A cosa servirebbero questi tre ingredienti?
A concedersi la libertà di potere essere etichettati come “strani”, uscendo dai meccanismi del pensiero consolidato.
Non ti piace il sistema dell’arte?
Chi ti vieta d’inventarti il tuo?
Le regole di divulgazione del tuo linguaggio artistico le determini tu, non c’è la necessità di delegare gli altri.
Il linguaggio si muove in autonomia quando gli si consente d’essere curioso, la curiosità muove il linguaggio, la curiosità determina l’esperienza estetica, la percezione del bello non è un canone ma una sensazione fluida.
Il linguaggio non è bello, la bellezza è personale, è una propria riflessione, sociale, culturale, intima o politica.

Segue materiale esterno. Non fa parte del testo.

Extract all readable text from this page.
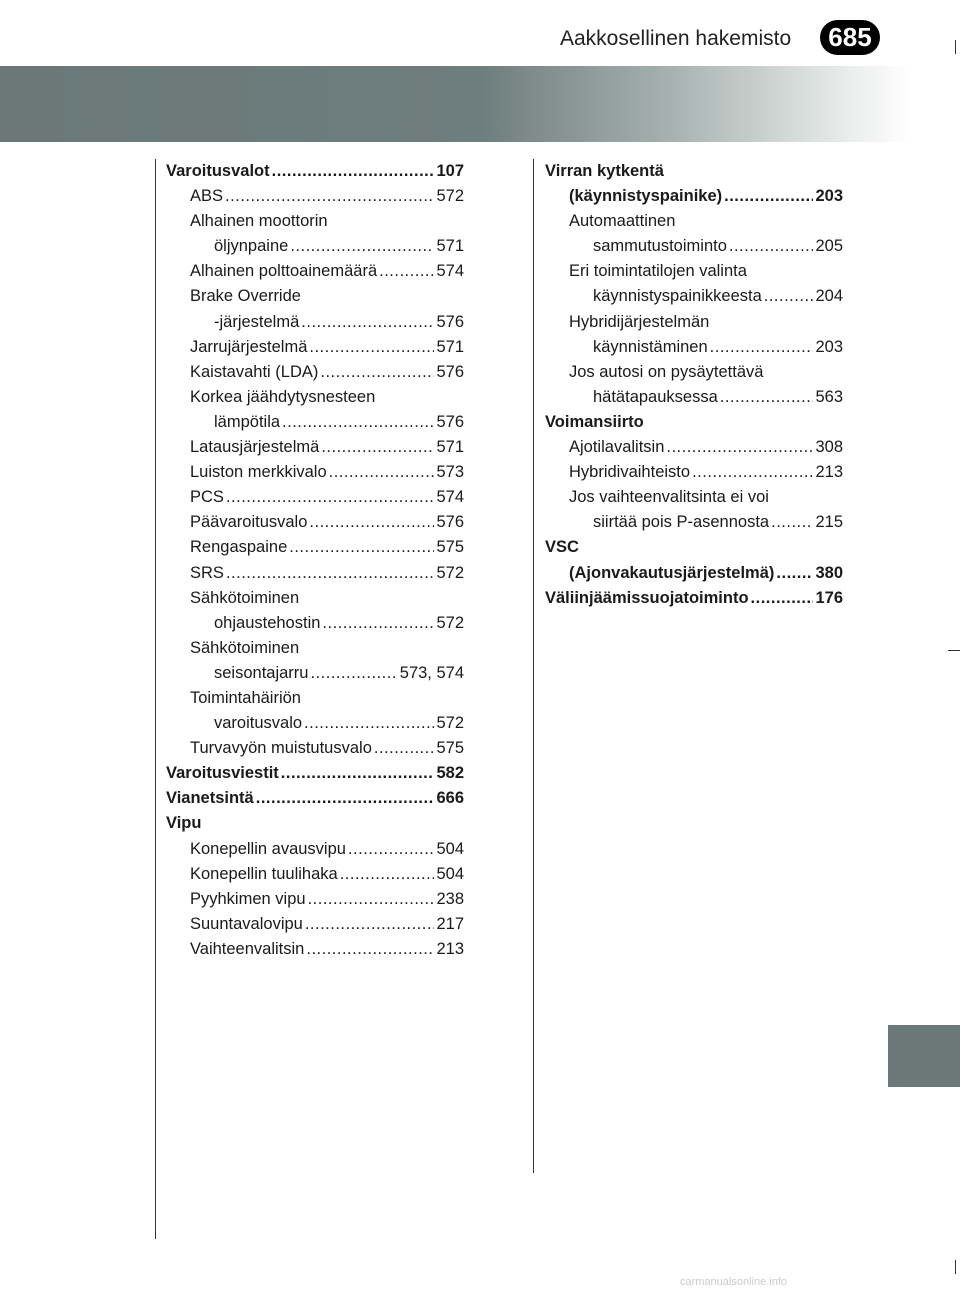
Aakkosellinen hakemisto	685
Varoitusvalot .....	107
ABS .....	572
Alhainen moottorin
öljynpaine .....	571
Alhainen polttoainemäärä .....	574
Brake Override
-järjestelmä .....	576
Jarrujärjestelmä .....	571
Kaistavahti (LDA) .....	576
Korkea jäähdytysnesteen
lämpötila .....	576
Latausjärjestelmä .....	571
Luiston merkkivalo .....	573
PCS .....	574
Päävaroitusvalo .....	576
Rengaspaine .....	575
SRS .....	572
Sähkötoiminen
ohjaustehostin .....	572
Sähkötoiminen
seisontajarru .....	573, 574
Toimintahäiriön
varoitusvalo .....	572
Turvavyön muistutusvalo .....	575
Varoitusviestit .....	582
Vianetsintä .....	666
Vipu
Konepellin avausvipu .....	504
Konepellin tuulihaka .....	504
Pyyhkimen vipu .....	238
Suuntavalovipu .....	217
Vaihteenvalitsin .....	213
Virran kytkentä
(käynnistyspainike) .....	203
Automaattinen
sammutustoiminto .....	205
Eri toimintatilojen valinta
käynnistyspainikkeesta .....	204
Hybridijärjestelmän
käynnistäminen .....	203
Jos autosi on pysäytettävä
hätätapauksessa .....	563
Voimansiirto
Ajotilavalitsin .....	308
Hybridivaihteisto .....	213
Jos vaihteenvalitsinta ei voi
siirtää pois P-asennosta .....	215
VSC
(Ajonvakautusjärjestelmä) ..... 380
Väliinjäämissuojatoiminto .....	176
carmanualsonline.info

Puoi essere brutto, scioccante o aggressivo nel linguaggio, ma se con il tuo linguaggio sei aperto, se con il tuo linguaggio modifichi e ti modifichi sei sulla strada giusta.
L’esperienza estetica modifica il mondo all’infinito.
Il flusso del linguaggio dell’arte pretende da ciascun cervello una lettura e una interpretazione, alimenta interrogativi e collegamenti, è il pretesto per staccarsi dalla realtà per affrontarla con un altra percezione e punto di vista.
Il flusso del linguaggio dell’arte ci da uno sguardo diverso e un coraggio che è sempre nuovo, le sinapsi si muovono e ci cambiano la modalità operativa.
In “modalità quotidiana” il cervello si occupa delle incombenze e delle problematiche quotidiane, in “modalità artistica” giochiamo con il nostro sistema sensoriale.
A cosa serve la tecnica?
A tutto questo, servono ore e ore, settimane e settimane, mesi e mesi, anni e anni, decenni e decenni di lavoro per smettersi di preoccuparsi del proprio lavoro e di non sentirlo come tale, bensì come istanza naturale.
Se si produce linguaggio, è necessario conoscere la storia dei linguaggi che ci precedono.
Serve l’Accademia per sentirsi artisti liberi di volare.
Il bello ha origine nei sensi, nella memoria, nelle emozioni, capite nel nome di questo quanto siano importanti le arti residenti e gli artisti locali?
Il linguaggio dell’arte anticipa la lingua scritta di 30–40 mila anni, il canto, la pittura, la scultura sono la nostra memoria esterna originaria (altro che personal computer o drive pen), i gesti e i suoni dell’arte coordinano i nostri movimenti e determinano la nostra identità collettiva, quello che a Cagliari non c’è mai stato (se non con lo scudetto del Cagliari di Gigi Riva).